Lo afferma il consigliere comunale di minoranza Marco Massarenti (“La Nostra Luino”) facendo riferimento all’intervento che Franco Compagnoni ha tenuto durante il primo consiglio comunale della nuova amministrazione Pellicini. Intervento in cui il medico (e consigliere provinciale) ha affermato di volersi impegnare con impegno al tema della sanità – per la quale dovrebbe ricevere un’apposita delega – e dell’ospedale cittadino, guardando alla difesa di «servizi fondamentali per il territorio».
«Dalle corsie – prosegue Massarenti – arriva la doccia fredda: l’Ortopedia è senza personale. Non parliamo di luglio o agosto: già adesso, a giugno, i turni sono in gravissima sofferenza. E se la situazione è critica ora, figuriamoci cosa accadrà nei prossimi mesi estivi, quando il territorio si riempie di turisti e le necessità sanitarie aumentano fisiologicamente. Il rischio concreto è il blocco totale delle attività o la chiusura del reparto, con i cittadini e i lavoratori lasciati soli davanti a un’emergenza ampiamente annunciata. La domanda è brutale e non ammette diplomazie: cosa stiamo aspettando?».
«Il “sindaco dell’ospedale” e la sua maggioranza hanno giorni, forse ore, per dimostrare che non sono solo figurine da passerella. I cittadini non vogliono proclami, vogliono medici. I lavoratori non chiedono titoli onorifici, pretendono turni coperti e dignitosi.
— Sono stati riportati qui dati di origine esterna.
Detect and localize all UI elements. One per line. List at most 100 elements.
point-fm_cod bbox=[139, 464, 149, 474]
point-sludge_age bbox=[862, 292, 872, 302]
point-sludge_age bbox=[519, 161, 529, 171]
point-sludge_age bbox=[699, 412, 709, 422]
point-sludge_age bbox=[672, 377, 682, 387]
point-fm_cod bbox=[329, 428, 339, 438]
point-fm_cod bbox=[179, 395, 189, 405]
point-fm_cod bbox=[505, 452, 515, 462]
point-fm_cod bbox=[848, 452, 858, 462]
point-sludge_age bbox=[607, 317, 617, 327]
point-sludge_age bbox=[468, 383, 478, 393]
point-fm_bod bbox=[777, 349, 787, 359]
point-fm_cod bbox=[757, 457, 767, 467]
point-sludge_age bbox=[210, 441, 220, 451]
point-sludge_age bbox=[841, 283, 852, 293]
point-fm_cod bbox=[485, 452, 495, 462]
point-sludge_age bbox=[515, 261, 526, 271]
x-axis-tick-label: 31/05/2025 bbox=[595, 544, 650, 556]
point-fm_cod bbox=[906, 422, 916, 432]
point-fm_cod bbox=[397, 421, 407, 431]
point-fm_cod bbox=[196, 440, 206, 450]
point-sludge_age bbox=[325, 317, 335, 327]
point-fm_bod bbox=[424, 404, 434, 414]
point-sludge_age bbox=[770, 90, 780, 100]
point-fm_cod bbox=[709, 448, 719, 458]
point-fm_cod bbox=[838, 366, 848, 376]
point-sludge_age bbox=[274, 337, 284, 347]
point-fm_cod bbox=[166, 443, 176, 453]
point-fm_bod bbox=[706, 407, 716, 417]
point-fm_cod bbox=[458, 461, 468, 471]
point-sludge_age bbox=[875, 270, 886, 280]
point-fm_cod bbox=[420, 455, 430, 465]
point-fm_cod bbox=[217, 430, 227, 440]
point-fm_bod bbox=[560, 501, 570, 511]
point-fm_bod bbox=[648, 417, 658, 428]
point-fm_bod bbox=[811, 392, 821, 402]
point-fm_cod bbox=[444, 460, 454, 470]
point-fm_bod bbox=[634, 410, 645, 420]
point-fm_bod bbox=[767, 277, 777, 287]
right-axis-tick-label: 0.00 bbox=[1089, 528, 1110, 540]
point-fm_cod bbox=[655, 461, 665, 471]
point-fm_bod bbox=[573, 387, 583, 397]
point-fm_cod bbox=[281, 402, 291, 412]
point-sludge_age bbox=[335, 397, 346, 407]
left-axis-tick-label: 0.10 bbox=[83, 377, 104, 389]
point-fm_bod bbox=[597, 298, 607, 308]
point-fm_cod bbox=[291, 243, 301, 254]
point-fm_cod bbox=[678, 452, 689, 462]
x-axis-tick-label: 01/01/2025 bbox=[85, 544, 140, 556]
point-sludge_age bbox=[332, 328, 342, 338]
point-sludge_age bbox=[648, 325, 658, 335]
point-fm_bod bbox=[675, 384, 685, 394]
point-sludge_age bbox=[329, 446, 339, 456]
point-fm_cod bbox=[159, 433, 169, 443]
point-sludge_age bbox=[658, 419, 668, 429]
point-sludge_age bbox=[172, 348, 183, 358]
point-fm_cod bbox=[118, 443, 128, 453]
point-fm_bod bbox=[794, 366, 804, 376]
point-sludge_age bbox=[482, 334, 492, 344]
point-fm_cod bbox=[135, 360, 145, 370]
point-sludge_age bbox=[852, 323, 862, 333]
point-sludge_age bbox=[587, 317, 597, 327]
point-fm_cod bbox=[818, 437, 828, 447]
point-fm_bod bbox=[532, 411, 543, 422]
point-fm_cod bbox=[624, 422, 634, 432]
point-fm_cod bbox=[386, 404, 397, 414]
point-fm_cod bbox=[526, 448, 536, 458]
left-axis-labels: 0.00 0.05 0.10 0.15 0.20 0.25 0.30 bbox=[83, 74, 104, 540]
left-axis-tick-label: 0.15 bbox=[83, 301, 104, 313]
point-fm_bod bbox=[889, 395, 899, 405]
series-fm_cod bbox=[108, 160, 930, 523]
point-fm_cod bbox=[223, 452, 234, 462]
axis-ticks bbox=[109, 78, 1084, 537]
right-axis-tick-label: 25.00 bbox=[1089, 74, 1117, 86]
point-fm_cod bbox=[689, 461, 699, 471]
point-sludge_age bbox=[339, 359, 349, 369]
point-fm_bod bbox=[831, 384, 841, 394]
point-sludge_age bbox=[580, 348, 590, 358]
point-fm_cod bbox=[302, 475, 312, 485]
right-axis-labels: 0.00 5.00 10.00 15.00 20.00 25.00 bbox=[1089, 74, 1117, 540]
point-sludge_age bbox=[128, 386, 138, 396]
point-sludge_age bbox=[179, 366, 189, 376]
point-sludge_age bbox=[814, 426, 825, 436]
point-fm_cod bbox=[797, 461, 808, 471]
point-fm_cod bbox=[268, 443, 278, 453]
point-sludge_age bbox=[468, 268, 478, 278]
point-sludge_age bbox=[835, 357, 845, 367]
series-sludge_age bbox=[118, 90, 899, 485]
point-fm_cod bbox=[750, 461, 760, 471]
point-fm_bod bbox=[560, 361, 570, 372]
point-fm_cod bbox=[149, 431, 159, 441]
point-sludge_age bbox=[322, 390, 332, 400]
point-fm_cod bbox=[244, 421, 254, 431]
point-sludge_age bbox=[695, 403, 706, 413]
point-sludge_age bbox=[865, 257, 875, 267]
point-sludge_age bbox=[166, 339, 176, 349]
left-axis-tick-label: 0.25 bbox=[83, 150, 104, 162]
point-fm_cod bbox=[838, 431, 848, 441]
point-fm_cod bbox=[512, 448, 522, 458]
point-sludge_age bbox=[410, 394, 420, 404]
Il tempo del cerchiobottismo è finito – conclude il capogruppo de “La Nostra Luino” – La politica locale deve scegliere da che parte stare: con le chiacchiere o con i fatti. Noi la nostra scelta l’abbiamo già fatta, e chiediamo che i vertici dell’ASST vengano chiamati a intervenire rapidamente. O si agisce ora, o l’Ortopedia chiude. La palla è nel vostro campo: “sindaco”, Lei che fa?».